I laughed when I read the case of Federal Republic of Nigeria v Abdul 2007 5 EFCLR Page 204 at 228 in which the Defendant was arrested by the EFCC and arraigned on a two-count charge of being in possession of documents containing false pretences contrary to Section 6(8)(b) and 1(3) of the Advanced Fee Fraud and Other Related Offences Act (scam emails which he had used to defraud innocent victims). The trial Judge, who obviously couldn’t have been computer literate, likened the sending of an email to the physical posting of a letter at the post office, and held inter alia that, the Accused cannot be guilty of being in possession of a letter that he has written and posted. Obviously, the Judge was not aware that in the Email regime, there’s the Inbox, Drafts, Outbox, Sent, Junk and Bin!
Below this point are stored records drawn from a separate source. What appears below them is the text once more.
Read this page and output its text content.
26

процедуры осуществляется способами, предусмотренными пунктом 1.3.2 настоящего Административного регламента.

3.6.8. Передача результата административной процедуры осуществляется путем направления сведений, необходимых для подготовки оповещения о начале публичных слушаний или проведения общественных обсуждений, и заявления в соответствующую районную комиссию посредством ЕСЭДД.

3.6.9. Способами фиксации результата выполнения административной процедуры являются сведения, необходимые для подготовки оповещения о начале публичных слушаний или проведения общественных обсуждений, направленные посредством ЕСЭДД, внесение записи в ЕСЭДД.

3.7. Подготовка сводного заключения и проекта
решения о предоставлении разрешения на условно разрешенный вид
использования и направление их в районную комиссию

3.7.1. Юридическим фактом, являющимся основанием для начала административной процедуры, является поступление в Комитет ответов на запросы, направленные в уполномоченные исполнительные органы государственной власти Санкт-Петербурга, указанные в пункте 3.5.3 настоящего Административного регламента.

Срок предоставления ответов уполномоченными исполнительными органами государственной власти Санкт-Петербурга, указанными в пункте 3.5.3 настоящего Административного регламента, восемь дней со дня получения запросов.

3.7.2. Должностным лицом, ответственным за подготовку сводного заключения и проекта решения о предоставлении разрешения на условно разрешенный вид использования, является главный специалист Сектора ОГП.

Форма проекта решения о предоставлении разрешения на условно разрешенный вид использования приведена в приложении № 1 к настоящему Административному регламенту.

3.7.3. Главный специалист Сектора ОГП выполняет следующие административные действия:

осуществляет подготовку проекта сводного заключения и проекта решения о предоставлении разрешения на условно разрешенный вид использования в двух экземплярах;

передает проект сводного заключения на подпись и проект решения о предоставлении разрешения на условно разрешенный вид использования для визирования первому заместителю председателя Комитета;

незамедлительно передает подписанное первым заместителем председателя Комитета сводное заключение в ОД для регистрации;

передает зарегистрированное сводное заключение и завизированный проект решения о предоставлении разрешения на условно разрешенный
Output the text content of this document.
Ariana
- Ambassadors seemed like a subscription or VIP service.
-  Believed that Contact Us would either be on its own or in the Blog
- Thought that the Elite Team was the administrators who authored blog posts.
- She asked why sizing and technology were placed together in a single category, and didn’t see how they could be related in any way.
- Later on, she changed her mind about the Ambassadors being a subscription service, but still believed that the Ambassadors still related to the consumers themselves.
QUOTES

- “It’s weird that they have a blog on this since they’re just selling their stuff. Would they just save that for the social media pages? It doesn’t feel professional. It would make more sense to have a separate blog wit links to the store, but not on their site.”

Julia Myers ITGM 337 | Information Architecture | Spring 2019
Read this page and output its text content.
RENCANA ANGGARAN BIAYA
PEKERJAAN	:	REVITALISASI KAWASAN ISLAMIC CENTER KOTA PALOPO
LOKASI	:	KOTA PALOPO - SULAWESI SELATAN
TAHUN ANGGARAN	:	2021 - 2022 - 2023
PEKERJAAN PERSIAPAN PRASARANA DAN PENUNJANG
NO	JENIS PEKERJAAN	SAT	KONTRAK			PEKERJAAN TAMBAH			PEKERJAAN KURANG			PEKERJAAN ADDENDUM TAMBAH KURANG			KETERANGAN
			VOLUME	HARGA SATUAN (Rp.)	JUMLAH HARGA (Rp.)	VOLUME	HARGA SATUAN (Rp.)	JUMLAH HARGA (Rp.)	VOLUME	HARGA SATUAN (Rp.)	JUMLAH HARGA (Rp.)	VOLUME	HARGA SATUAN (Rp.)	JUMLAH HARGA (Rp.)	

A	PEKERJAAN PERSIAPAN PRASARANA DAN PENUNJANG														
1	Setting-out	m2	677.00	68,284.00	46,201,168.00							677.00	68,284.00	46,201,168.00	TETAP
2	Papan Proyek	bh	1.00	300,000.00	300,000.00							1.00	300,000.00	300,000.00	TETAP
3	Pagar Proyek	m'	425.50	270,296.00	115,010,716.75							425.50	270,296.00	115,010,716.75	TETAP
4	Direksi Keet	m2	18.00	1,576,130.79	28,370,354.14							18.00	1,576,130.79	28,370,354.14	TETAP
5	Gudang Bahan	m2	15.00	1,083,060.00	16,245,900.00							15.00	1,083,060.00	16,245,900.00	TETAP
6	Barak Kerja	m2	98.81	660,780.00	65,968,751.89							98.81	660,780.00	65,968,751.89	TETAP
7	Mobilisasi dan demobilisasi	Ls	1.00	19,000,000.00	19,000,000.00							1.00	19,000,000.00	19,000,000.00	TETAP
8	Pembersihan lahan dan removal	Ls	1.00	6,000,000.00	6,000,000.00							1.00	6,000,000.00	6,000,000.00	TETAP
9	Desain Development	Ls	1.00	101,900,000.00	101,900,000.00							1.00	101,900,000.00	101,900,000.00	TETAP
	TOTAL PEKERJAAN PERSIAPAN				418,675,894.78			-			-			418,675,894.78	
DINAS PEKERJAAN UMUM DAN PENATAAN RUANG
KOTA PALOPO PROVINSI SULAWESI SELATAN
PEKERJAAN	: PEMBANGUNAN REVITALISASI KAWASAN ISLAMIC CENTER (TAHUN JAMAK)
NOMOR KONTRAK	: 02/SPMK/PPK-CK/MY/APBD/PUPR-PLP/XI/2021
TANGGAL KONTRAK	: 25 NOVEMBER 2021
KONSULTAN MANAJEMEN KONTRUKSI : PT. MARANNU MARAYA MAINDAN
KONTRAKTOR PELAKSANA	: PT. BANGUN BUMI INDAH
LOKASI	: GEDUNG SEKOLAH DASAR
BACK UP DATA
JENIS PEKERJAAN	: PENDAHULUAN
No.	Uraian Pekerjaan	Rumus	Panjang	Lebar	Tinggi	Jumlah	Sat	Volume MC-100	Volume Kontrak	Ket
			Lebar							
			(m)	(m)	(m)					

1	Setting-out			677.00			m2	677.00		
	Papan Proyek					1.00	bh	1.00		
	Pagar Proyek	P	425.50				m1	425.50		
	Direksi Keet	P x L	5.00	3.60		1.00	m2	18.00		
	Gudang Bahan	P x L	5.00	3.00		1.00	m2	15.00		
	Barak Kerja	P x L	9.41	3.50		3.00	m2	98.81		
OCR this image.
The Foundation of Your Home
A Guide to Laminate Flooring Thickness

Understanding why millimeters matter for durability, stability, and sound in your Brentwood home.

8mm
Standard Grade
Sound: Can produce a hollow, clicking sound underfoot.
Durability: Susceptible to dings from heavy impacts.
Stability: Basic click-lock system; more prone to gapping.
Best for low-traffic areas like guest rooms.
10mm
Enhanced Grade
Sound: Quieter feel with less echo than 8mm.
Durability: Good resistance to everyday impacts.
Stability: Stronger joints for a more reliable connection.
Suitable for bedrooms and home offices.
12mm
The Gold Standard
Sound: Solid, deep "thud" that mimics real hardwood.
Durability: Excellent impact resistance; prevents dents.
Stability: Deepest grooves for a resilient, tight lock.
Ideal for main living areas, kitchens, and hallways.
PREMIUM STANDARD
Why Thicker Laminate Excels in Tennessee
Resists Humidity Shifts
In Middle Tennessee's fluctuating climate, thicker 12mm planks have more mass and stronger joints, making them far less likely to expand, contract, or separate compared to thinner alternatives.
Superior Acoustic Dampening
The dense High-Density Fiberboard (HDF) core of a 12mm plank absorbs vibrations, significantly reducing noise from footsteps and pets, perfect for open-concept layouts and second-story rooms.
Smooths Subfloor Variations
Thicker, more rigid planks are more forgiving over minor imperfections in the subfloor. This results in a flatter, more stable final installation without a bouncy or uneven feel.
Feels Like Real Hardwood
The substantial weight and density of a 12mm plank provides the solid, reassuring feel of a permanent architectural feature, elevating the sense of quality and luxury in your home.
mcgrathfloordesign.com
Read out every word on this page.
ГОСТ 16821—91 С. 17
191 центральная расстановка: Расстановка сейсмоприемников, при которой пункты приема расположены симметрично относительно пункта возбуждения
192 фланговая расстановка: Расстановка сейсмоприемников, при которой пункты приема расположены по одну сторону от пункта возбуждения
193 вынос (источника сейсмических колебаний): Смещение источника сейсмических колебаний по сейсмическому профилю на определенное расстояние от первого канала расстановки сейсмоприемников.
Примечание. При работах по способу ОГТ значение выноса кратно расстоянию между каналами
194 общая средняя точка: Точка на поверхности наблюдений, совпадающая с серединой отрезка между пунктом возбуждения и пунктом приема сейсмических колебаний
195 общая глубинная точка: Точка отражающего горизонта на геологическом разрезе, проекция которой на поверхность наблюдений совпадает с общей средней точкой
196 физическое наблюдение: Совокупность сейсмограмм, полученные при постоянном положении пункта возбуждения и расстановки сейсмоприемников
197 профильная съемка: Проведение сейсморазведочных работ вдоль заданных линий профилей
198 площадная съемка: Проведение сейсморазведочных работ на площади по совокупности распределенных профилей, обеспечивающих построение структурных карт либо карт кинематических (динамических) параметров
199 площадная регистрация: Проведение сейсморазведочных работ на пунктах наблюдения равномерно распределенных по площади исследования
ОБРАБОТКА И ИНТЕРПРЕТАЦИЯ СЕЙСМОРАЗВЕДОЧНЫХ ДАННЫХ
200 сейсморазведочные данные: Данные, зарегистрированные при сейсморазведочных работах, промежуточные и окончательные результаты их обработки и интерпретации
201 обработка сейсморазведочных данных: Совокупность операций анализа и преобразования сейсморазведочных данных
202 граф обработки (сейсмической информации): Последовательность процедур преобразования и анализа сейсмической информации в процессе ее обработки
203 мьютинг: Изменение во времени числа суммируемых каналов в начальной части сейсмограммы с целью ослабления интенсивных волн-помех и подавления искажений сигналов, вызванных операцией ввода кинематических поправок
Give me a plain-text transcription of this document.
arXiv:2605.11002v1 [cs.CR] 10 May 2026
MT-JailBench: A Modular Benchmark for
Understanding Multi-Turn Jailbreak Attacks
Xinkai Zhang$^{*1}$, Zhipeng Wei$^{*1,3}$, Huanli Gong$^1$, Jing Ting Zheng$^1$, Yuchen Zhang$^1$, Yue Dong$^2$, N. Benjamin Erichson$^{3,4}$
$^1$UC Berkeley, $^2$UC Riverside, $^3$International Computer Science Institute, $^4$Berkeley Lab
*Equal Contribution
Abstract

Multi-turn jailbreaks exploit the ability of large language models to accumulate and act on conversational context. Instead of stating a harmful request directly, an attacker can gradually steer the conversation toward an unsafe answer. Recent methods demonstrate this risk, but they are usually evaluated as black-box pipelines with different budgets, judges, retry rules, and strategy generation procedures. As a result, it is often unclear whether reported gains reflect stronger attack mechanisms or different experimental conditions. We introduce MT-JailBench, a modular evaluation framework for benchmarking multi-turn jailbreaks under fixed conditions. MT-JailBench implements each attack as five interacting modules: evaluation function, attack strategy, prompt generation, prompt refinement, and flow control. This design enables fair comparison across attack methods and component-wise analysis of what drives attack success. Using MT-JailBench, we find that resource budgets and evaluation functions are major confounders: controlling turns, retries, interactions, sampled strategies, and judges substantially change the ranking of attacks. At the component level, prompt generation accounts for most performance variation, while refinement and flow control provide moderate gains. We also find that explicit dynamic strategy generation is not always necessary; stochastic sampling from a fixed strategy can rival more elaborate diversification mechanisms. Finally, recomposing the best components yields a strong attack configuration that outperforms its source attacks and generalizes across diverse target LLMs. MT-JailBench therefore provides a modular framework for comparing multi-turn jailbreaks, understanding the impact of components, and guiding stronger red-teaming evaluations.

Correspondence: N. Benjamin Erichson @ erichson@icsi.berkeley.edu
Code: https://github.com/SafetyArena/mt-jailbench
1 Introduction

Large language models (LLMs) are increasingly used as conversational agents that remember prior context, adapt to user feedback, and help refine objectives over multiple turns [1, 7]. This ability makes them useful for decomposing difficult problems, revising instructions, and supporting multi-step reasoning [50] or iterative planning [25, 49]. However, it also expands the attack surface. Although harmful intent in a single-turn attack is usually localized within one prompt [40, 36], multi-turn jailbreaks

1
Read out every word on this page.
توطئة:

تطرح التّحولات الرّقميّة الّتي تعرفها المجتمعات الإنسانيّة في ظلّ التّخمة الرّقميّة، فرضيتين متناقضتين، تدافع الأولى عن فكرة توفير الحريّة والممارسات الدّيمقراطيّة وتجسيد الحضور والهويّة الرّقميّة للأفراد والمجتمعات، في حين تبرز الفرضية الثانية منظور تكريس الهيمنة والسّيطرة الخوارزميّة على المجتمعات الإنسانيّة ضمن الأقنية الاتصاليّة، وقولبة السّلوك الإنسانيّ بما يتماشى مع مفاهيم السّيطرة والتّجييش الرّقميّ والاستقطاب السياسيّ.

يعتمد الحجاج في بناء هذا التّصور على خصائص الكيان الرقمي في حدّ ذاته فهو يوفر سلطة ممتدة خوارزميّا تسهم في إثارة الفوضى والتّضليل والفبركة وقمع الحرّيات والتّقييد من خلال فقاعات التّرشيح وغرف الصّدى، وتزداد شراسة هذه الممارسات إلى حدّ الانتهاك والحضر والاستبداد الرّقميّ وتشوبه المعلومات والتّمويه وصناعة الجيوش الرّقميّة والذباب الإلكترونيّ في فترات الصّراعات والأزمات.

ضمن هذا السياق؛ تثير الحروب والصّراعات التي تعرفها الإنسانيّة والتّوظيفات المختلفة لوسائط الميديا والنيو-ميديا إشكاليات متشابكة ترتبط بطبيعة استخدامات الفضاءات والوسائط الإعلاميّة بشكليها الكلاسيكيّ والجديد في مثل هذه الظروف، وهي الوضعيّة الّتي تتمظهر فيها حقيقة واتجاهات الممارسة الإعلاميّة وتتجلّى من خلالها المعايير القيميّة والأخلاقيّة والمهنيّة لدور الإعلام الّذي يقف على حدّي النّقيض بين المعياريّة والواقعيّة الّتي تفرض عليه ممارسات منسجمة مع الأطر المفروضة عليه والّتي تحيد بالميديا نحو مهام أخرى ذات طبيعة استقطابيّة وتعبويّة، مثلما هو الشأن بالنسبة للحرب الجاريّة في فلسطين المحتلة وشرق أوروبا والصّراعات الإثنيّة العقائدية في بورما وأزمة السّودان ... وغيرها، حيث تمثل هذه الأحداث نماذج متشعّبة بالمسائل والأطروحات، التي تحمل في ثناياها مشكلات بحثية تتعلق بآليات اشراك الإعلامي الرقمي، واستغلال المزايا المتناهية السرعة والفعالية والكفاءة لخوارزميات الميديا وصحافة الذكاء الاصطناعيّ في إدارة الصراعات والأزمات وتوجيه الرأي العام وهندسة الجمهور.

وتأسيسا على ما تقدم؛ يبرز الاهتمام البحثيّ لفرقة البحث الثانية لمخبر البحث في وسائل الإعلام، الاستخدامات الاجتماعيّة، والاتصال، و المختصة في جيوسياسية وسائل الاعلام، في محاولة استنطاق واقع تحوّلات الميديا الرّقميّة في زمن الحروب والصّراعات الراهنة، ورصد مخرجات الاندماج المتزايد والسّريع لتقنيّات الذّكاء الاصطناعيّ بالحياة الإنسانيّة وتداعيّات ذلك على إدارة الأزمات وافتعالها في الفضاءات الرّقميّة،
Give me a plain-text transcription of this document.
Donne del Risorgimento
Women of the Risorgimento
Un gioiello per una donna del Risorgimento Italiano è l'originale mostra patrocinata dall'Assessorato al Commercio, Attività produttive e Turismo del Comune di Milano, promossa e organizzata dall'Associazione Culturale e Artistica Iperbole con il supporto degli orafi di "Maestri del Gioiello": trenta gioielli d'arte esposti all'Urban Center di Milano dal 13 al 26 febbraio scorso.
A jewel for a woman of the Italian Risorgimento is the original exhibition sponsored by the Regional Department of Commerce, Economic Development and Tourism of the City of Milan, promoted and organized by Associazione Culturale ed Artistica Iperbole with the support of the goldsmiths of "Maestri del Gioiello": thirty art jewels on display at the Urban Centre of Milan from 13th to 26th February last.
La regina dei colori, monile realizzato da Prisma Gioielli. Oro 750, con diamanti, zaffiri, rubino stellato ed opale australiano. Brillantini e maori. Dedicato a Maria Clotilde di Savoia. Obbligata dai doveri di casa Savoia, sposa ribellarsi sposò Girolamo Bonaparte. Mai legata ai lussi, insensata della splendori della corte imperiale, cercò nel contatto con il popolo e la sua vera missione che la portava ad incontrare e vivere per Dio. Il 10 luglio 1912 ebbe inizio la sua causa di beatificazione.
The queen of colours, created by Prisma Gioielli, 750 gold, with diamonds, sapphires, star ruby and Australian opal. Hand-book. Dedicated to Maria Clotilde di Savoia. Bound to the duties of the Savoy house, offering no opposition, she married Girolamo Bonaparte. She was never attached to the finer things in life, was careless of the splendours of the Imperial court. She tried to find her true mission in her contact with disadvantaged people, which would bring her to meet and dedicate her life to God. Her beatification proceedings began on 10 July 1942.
Neither was he aware that when an email is dispatched, it goes to the Sent Box of the Sender, and the Inbox or even Junk Mail of the Receiver; and so, unlike a physical letter that is dispatched at the post office and is no longer in the possession of the Sender, in the case of an email, the Sender still has possession of an email that has been sent, as it will remain in the Sent Box until it is deleted. It is when an email goes into the Sent Box of the Sender, that one is aware that an email has been successfully sent. In this day and age, it is imperative that judicial officers are not only computer literate, but are at least able to understand the rudiments of the digital age which we are in.
One would imagine that with the elections being upon us, and with the foreknowledge that many Judges and Justices will be involved in election matters, thereby more or less grinding our court system to a halt, there would be a rush to fill the 20 vacancies in the Court of Appeal forthwith (and vacancies in all other courts), so that, at least, the Court of Appeal is complete before the February 2023 elections, and maybe there will be a few of them left to hear non-election-related appeals. We therefore, call upon the National Judicial Council (NJC) to use this holiday season to hasten the recruitment of the Court of Appeal Justices and complete the process now in the interest of justice for Nigerians, so that by February 2023, the new JCAs will already be in their positions.
Just as there’s a clamour for an Election Offences Commission, there is also another demand for a dedicated Election Petition Tribunal. Some have also suggested that retired Judges be co-opted into the Election Tribunal regime, so that sitting Judges will be able to face their own dockets squarely. A constitutional amendment may however, be required for retired judicial officers to be able to participate. My dear colleagues, kindly, share your opinion on this issue. Given the fact that election-matters should be time bound, so as not to make a court decision not just an empty, academic one if it stays for the usual long number of years in the court system, with judgement coming after the term of office has been completed and maybe the rightful occupant of the position never occupying the said position because of the delay in getting judgement, how can we surmount this problem of rising number of election-related matters, and giving them priority in the court system to the detriment of all other cases, especially as this practice raises issues of unconstitutionality and illegality in relation to the neglected matters?